Not a great deal happens in Steve Buscemi's Trees Lounge (15), this week's final writer-director-actor treble stunt, but it happens with a kind of squiffy nonchalance which makes it more diverting than you might imagine. A man under the influence of John Cassavetes, Buscemi has apparently conceived the film as a vision of the messy pile of inconsequence his life would have remained if he'd stayed at home in Long Island ricocheting between menial jobs and late-night drinking hells, like his film's leading character, Tommy Basilio. All Tommy does is booze, get a job as an ice-cream man, accidentally make out with an irate friend's 17-year-old daughter (Chloe Sevigny), bemoan the fact that his pregnant girlfriend has gone off with an old buddy, and booze. Unlike, say, Barfly, it's wholly free of drunken self-pity or the urge to pontificate, and it might make a fair Date Movie for men who want to prove to their inamoratas that there really are worse losers somewhere out there.
Fierce Creatures (PG), which reassembles the Fish Called Wanda acting quartet for more Anglo-American japes, is misleadingly titled: it's one of the gentlest and furriest of trouser-dropping farces - in fact, bar a few jokes about (Jamie Lee Curtis's extraordinary) breasts, and (John Cleese's supposed penchant for) bestiality and (Kevin Kline's noisy) flatulence, it's virtually an Ealing Studios exercise, about little people fighting off the Murdochian billionaire nasty who wants to close down their nice zoo. Cleese is a former Hong Kong policeman drafted in to make said zoo more profitable by specialising in killer fauna (he permits himself just one Fawlty tirade); Jamie Lee Curtis is the corporate hit-woman sent over from Atlanta to make sure he does so; Kline plays both the disgusting Australian boss and his lascivious booby of a son; and Michael Palin has a moderately amusing minor role as an autodidactic bore. Funny? Sorry. It's a disappointment, and no Wanda: Fred Schepisi was called in as emergency second director when the first cut, directed by Robert Young, was judged and found wanting. Worth an outing only if your date loves animals, or has a thing about men in animal suits.

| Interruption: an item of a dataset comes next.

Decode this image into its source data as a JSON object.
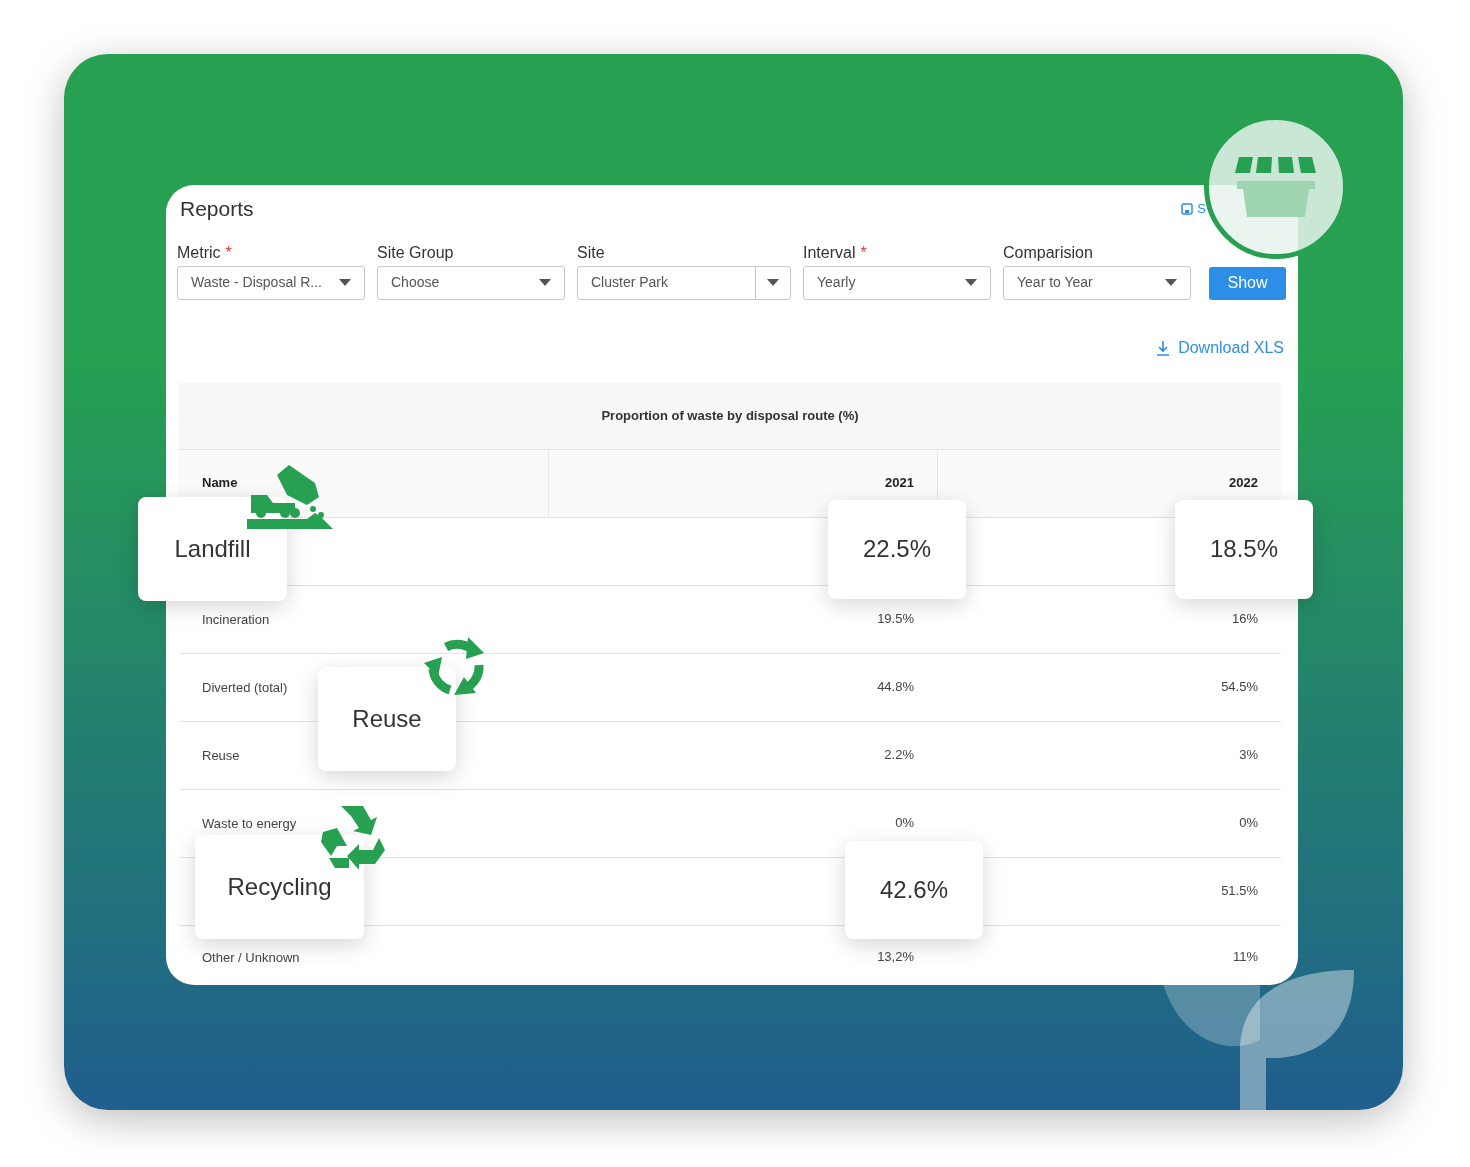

In the last decade or so, child actors have seemed constantly to be attaining almost eerily high standards of professionalism; Harriet the Spy (PG) proves that it ain't necessarily so. Adapted from the well-loved books by Louise Fitzhugh, it's tiresomely dull and incompetent. Almost an hour passes before the cavortings of its heroine, a would-be writer who spends her days snooping on neighbours and scribbling in a notebook, gel into something resembling a proper story. To name the guilty parties would only prolong the agony; and, despite having sat through Kids, I trust that most 11-year-olds have better things to do with their time than seek out pre-teen Date Movies.